Abstract : |
Mirror symmetry is a phenomenon in geometry first noticed by string theorists
around 1990. This was first of all a duality between Calabi-Yau manifolds,
compact complex manifolds with nowhere vanishing top dimensional holomorphic
differential forms. Such manifolds were used by string theorists to
compactify 10 dimensional space-time, and this duality interchanged
fundamentally different topological invariants of the manifolds.

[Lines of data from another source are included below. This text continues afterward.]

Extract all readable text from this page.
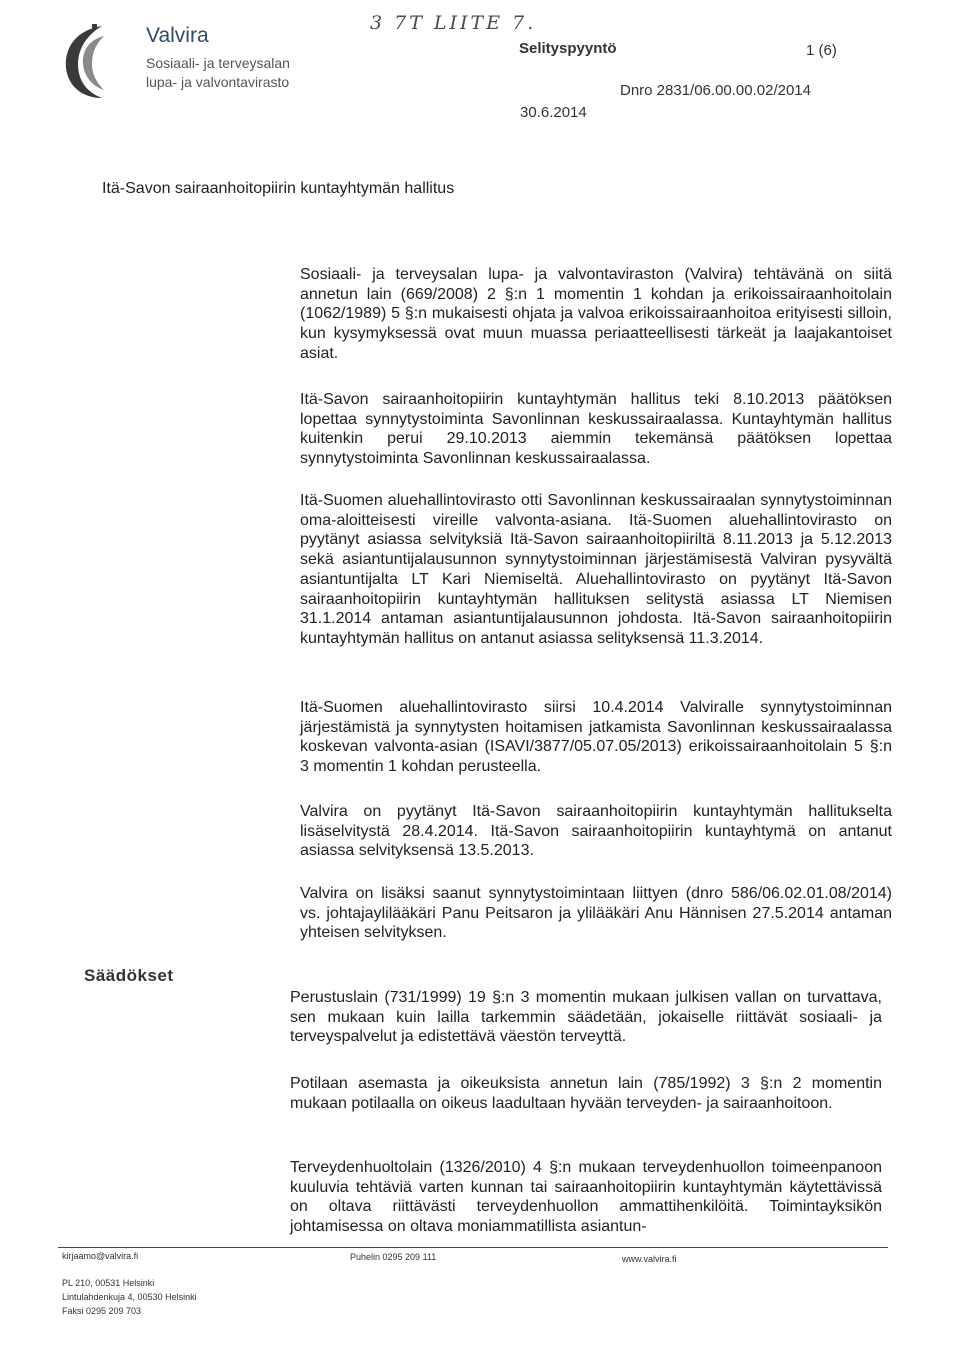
Valvira
Sosiaali- ja terveysalan
lupa- ja valvontavirasto
3 7T LIITE 7.
Selityspyyntö	1 (6)
Dnro 2831/06.00.00.02/2014
30.6.2014
Itä-Savon sairaanhoitopiirin kuntayhtymän hallitus
Sosiaali- ja terveysalan lupa- ja valvontaviraston (Valvira) tehtävänä on siitä annetun lain (669/2008) 2 §:n 1 momentin 1 kohdan ja erikoissairaanhoitolain (1062/1989) 5 §:n mukaisesti ohjata ja valvoa erikoissairaanhoitoa erityisesti silloin, kun kysymyksessä ovat muun muassa periaatteellisesti tärkeät ja laajakantoiset asiat.
Itä-Savon sairaanhoitopiirin kuntayhtymän hallitus teki 8.10.2013 päätöksen lopettaa synnytystoiminta Savonlinnan keskussairaalassa. Kuntayhtymän hallitus kuitenkin perui 29.10.2013 aiemmin tekemänsä päätöksen lopettaa synnytystoiminta Savonlinnan keskussairaalassa.
Itä-Suomen aluehallintovirasto otti Savonlinnan keskussairaalan synnytystoiminnan oma-aloitteisesti vireille valvonta-asiana. Itä-Suomen aluehallintovirasto on pyytänyt asiassa selvityksiä Itä-Savon sairaanhoitopiiriltä 8.11.2013 ja 5.12.2013 sekä asiantuntijalausunnon synnytystoiminnan järjestämisestä Valviran pysyvältä asiantuntijalta LT Kari Niemiseltä. Aluehallintovirasto on pyytänyt Itä-Savon sairaanhoitopiirin kuntayhtymän hallituksen selitystä asiassa LT Niemisen 31.1.2014 antaman asiantuntijalausunnon johdosta. Itä-Savon sairaanhoitopiirin kuntayhtymän hallitus on antanut asiassa selityksensä 11.3.2014.
Itä-Suomen aluehallintovirasto siirsi 10.4.2014 Valviralle synnytystoiminnan järjestämistä ja synnytysten hoitamisen jatkamista Savonlinnan keskussairaalassa koskevan valvonta-asian (ISAVI/3877/05.07.05/2013) erikoissairaanhoitolain 5 §:n 3 momentin 1 kohdan perusteella.
Valvira on pyytänyt Itä-Savon sairaanhoitopiirin kuntayhtymän hallitukselta lisäselvitystä 28.4.2014. Itä-Savon sairaanhoitopiirin kuntayhtymä on antanut asiassa selvityksensä 13.5.2013.
Valvira on lisäksi saanut synnytystoimintaan liittyen (dnro 586/06.02.01.08/2014) vs. johtajaylilääkäri Panu Peitsaron ja ylilääkäri Anu Hännisen 27.5.2014 antaman yhteisen selvityksen.
Säädökset
Perustuslain (731/1999) 19 §:n 3 momentin mukaan julkisen vallan on turvattava, sen mukaan kuin lailla tarkemmin säädetään, jokaiselle riittävät sosiaali- ja terveyspalvelut ja edistettävä väestön terveyttä.
Potilaan asemasta ja oikeuksista annetun lain (785/1992) 3 §:n 2 momentin mukaan potilaalla on oikeus laadultaan hyvään terveyden- ja sairaanhoitoon.
Terveydenhuoltolain (1326/2010) 4 §:n mukaan terveydenhuollon toimeenpanoon kuuluvia tehtäviä varten kunnan tai sairaanhoitopiirin kuntayhtymän käytettävissä on oltava riittävästi terveydenhuollon ammattihenkilöitä. Toimintayksikön johtamisessa on oltava moniammatillista asiantun-
kirjaamo@valvira.fi	Puhelin 0295 209 111	www.valvira.fi
PL 210, 00531 Helsinki
Lintulahdenkuja 4, 00530 Helsinki
Faksi 0295 209 703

Furthermore, work of physicists Candelas, de la
Ossa, Green and Parkes used this duality to provide a spectacular,
though then conjectural, calculation of the number of rational curves
on a Calabi-Yau manifold. Since then these conjectural calculations
have been verified, however there is yet to be a fundamental mathematical
understanding of this phenomenon.
I will explore the geometric relationship between mirror pairs of
Calabi-Yau manifolds, by way of the Strominger-Yau-Zaslow conjecture,
which proposed that mirror symmetry could be explained by the existence
of dual torus fibrations on mirror pairs of Calabi-Yau manifolds, with
fibres having special properties, including volume minimizing properties.
I will discuss progress on this conjecture in the past few years, and
in particular illustrate how the conjecture works on a purely topological
level by showing it explains mirror symmetry in the most famous example,
the quintic threefold in projective four-space and its mirror.